There are 3 possibilities to explain why both the left atrial size and the AGT gene structure were different between cases and controls. First, the association of the AGT genetic variations with Afib was through their effect on atrial size. Some genetic variations were associated with a lower atrial tissue angiotensin II level, even under high atrial pressure, and consequently, the progression of atrial enlargement was retarded. Therefore, patients with these genetic variations had less tendency to develop Afib. Second, the left atrial size enlarged after the occurrence of Afib. Then, the imbalance of left atrial size would not affect the validity of our results. In the above 2 conditions, the association of AGT gene polymorphisms with Afib will disappear after correction for left atrial size in the multivariate analyses. Therefore, we concluded that both left atrial size and the AGT gene variations were associated with Afib. Our results showed that the association of AGT genetic variations with Afib persisted after adjustment for left atrial size.
Advantages and limitations
There were several advantages of our study. First, it has been described that a specific multilocus haplotype, rather than a single-locus allele is the more significant determinant of association. We demonstrated the association of the AGT gene polymorphism with Afib not only by conventional single-locus allele frequency analyses, but also by a new, valid, and well established method of haplotype analysis. Second, this is also the first study of a comprehensive multilocus and multi-gene study of RAS genes in the genetic study of non-familial Afib. Third, our results could be explained by our previous functional studies of the AGT gene promoter polymorphisms.
There are also limitations in our studies. First, our results only provide evidence of the association between RAS genes variation and Afib in gene level, but do not demonstrate the direct mechanism how RAS causes Afib.
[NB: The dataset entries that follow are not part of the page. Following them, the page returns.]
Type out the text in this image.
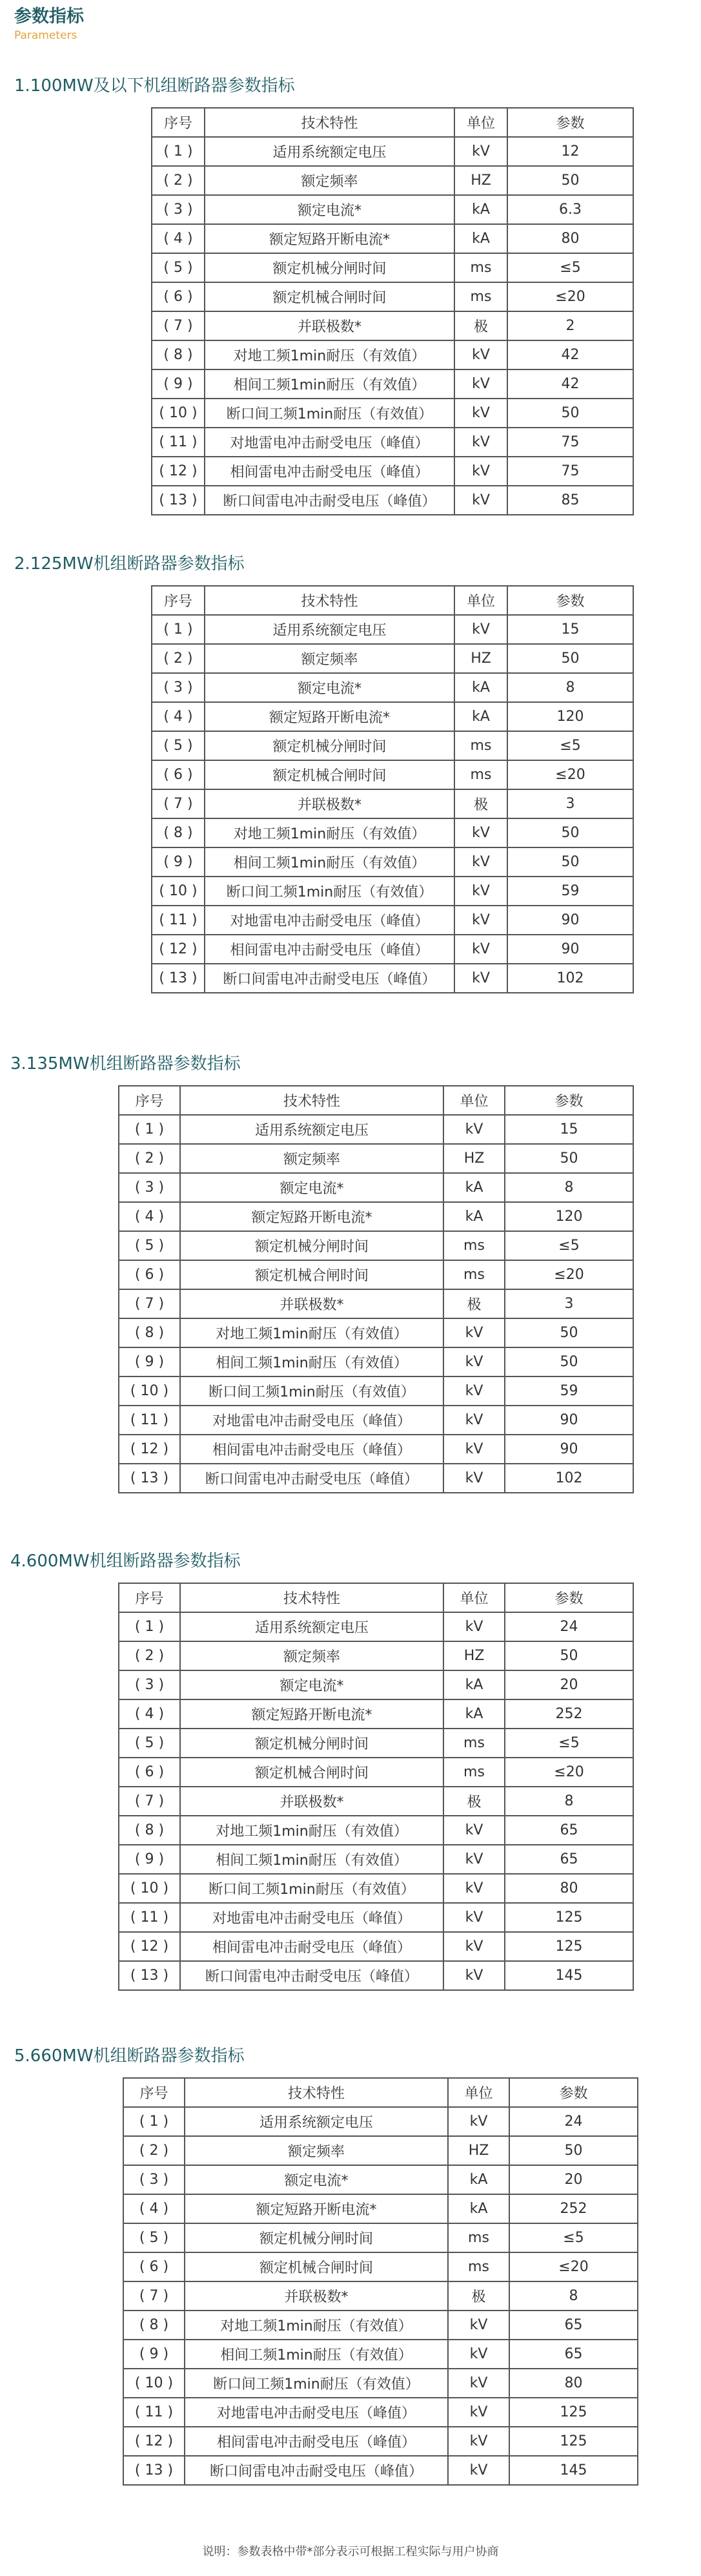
参数指标
Parameters
1.100MW及以下机组断路器参数指标
序号	技术特性	单位	参数
( 1 )	适用系统额定电压	kV	12
( 2 )	额定频率	HZ	50
( 3 )	额定电流*	kA	6.3
( 4 )	额定短路开断电流*	kA	80
( 5 )	额定机械分闸时间	ms	≤5
( 6 )	额定机械合闸时间	ms	≤20
( 7 )	并联极数*	极	2
( 8 )	对地工频1min耐压（有效值）	kV	42
( 9 )	相间工频1min耐压（有效值）	kV	42
( 10 )	断口间工频1min耐压（有效值）	kV	50
( 11 )	对地雷电冲击耐受电压（峰值）	kV	75
( 12 )	相间雷电冲击耐受电压（峰值）	kV	75
( 13 )	断口间雷电冲击耐受电压（峰值）	kV	85
2.125MW机组断路器参数指标
序号	技术特性	单位	参数
( 1 )	适用系统额定电压	kV	15
( 2 )	额定频率	HZ	50
( 3 )	额定电流*	kA	8
( 4 )	额定短路开断电流*	kA	120
( 5 )	额定机械分闸时间	ms	≤5
( 6 )	额定机械合闸时间	ms	≤20
( 7 )	并联极数*	极	3
( 8 )	对地工频1min耐压（有效值）	kV	50
( 9 )	相间工频1min耐压（有效值）	kV	50
( 10 )	断口间工频1min耐压（有效值）	kV	59
( 11 )	对地雷电冲击耐受电压（峰值）	kV	90
( 12 )	相间雷电冲击耐受电压（峰值）	kV	90
( 13 )	断口间雷电冲击耐受电压（峰值）	kV	102
3.135MW机组断路器参数指标
序号	技术特性	单位	参数
( 1 )	适用系统额定电压	kV	15
( 2 )	额定频率	HZ	50
( 3 )	额定电流*	kA	8
( 4 )	额定短路开断电流*	kA	120
( 5 )	额定机械分闸时间	ms	≤5
( 6 )	额定机械合闸时间	ms	≤20
( 7 )	并联极数*	极	3
( 8 )	对地工频1min耐压（有效值）	kV	50
( 9 )	相间工频1min耐压（有效值）	kV	50
( 10 )	断口间工频1min耐压（有效值）	kV	59
( 11 )	对地雷电冲击耐受电压（峰值）	kV	90
( 12 )	相间雷电冲击耐受电压（峰值）	kV	90
( 13 )	断口间雷电冲击耐受电压（峰值）	kV	102
4.600MW机组断路器参数指标
序号	技术特性	单位	参数
( 1 )	适用系统额定电压	kV	24
( 2 )	额定频率	HZ	50
( 3 )	额定电流*	kA	20
( 4 )	额定短路开断电流*	kA	252
( 5 )	额定机械分闸时间	ms	≤5
( 6 )	额定机械合闸时间	ms	≤20
( 7 )	并联极数*	极	8
( 8 )	对地工频1min耐压（有效值）	kV	65
( 9 )	相间工频1min耐压（有效值）	kV	65
( 10 )	断口间工频1min耐压（有效值）	kV	80
( 11 )	对地雷电冲击耐受电压（峰值）	kV	125
( 12 )	相间雷电冲击耐受电压（峰值）	kV	125
( 13 )	断口间雷电冲击耐受电压（峰值）	kV	145
5.660MW机组断路器参数指标
序号	技术特性	单位	参数
( 1 )	适用系统额定电压	kV	24
( 2 )	额定频率	HZ	50
( 3 )	额定电流*	kA	20
( 4 )	额定短路开断电流*	kA	252
( 5 )	额定机械分闸时间	ms	≤5
( 6 )	额定机械合闸时间	ms	≤20
( 7 )	并联极数*	极	8
( 8 )	对地工频1min耐压（有效值）	kV	65
( 9 )	相间工频1min耐压（有效值）	kV	65
( 10 )	断口间工频1min耐压（有效值）	kV	80
( 11 )	对地雷电冲击耐受电压（峰值）	kV	125
( 12 )	相间雷电冲击耐受电压（峰值）	kV	125
( 13 )	断口间雷电冲击耐受电压（峰值）	kV	145
说明：参数表格中带*部分表示可根据工程实际与用户协商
Second, Afib is a heterogeneous disease. It can be predisposed by many environmental factors such as left ventricular dysfunction, valvular heart disease and hypertensive cardiovascular disease. It can also occur without identifiable causes, such lone Afib. It may be more appropriate to conduct a study on a homogeneous group of patients.
Conclusions
Development of Afib is possibly genetically controlled to some extent. Patients who have a specific genetic variation or polymorphism in the AGT gene may be more liable to develop Afib when exposed to environmental factors which elevate atrial pressure.